I’m not sure what was agreed with Young Garbo tonight as the only out-of-towners on the hand-picked bill. I imagined that they were invited to simply support The Novus, not descend on Birmingham like a bunch of marauding Welsh Vikings set on sacking the place.

Photo by Paul Moreau

Young Garbo.

Yet you quickly learn a few thing about Young Garbo – first, that they do what they want, second that they do it in an uncompromising and ebullient manner and, third, that they do it superbly well. They kick in with their first song and it’s vicious, blues-tinged guitar immediately replies me of The Folk Devils, a short-lived band who blazed and burned up in the face of their own intensity. From this inflammatory start they follow with a rampant set of shambling, attitude-led Indie that evokes a lineage from the likes of The Fall and The Mekons right through to Cabbage.

They are boisterous, funny and hyperactive and their demeanour alone warrants their place here tonight, even before you consider the effect on the crowd of their unpredictable and ultra-addictive tunes sparking off like tracer bullets in all directions, their songs covering social commentary from Saturday night activities to Lloyd George’s sexual habits. Nothing sums up their attitude of irreverence more than an extended romp through Abba’s Voulez-Vous that takes in so many diversions and goes down so many lyrical side-roads it’s a wonder they ever manage to bring it to a halt. Young Garbo have played an absolute blinder tonight, no wonder The Novus trusted in them to set up the night to a tee.

Photo by Paul Moreau

The Novus.

All of which leaves just one question remaining for the night and it’s whether The Novus live up to their billing amidst the rising expectation, and self-inflicted pressure, of the evening (plot spoiler: they did – well, what did you seriously expect?).
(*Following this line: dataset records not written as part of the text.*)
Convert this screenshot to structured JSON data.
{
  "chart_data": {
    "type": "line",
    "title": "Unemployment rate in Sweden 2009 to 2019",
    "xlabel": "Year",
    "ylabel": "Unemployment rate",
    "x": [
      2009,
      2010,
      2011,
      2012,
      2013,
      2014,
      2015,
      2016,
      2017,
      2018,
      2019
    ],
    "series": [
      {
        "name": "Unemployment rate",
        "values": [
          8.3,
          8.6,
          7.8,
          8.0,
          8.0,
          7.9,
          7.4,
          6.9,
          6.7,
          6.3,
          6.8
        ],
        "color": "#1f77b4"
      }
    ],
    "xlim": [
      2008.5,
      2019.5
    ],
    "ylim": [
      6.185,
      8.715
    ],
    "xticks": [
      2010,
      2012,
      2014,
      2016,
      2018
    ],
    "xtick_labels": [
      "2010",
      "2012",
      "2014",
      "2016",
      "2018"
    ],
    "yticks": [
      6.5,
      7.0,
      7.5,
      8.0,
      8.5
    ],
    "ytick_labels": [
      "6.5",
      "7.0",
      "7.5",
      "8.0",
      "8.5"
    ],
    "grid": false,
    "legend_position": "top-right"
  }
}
They have the start of their sets off to a tee by now but it still takes the breath away to hear the searing, frankly vicious guitar sound and see Connor sweep on to the stage as his band-mates pivot and twist as they apparently grapple with what they are unleashing. The impact is extraordinary and immediate. Post-Modern Fairytale, the musical equivalent of launching napalm across the stage, is less an opening number and more a manifesto with its beseeching, pointed lyrics reminding that politics starts within your self.

In fact, for all the glorious and unremitting movement on stage, some of the more compelling moments are when Connor leans over the audience and fixes them with a wide-eyed, mascara-rimmed stare. At these moments he is one part old-style preacher, one-part Marxist polemicist and one-part Shepherd, entreating with his flock to think, to act, to believe.

Photo by Paul Moreau

The mayhem continues and by the time Man On The Bridge comes round the band are confident enough to play with the crowd, the intro sounding half the speed of the recorded version and the rest of it bursting out like a breached dam. By this time the audience, of which Connor is an increasingly regular member as the set goes on, are in any case absolutely gone – in complete bits – and are leaping around with pure, unadulterated glee.

In fact, there’s an incongruous relationship between The Novus and their audience. The band seemingly want to warn them of the perils of a forthcoming dystopian future while the crowd just want to party and appear in complete adulation of the spectacle on stage. I think we might be heading for a peculiar sort of Novus summer of love, one full of joyous laughter and passion and simultaneously draped in black.

For not just their blistering set but the whole event, this was an agenda set and a statement made in the most emphatic manner – a triumph in fact. Well played lads.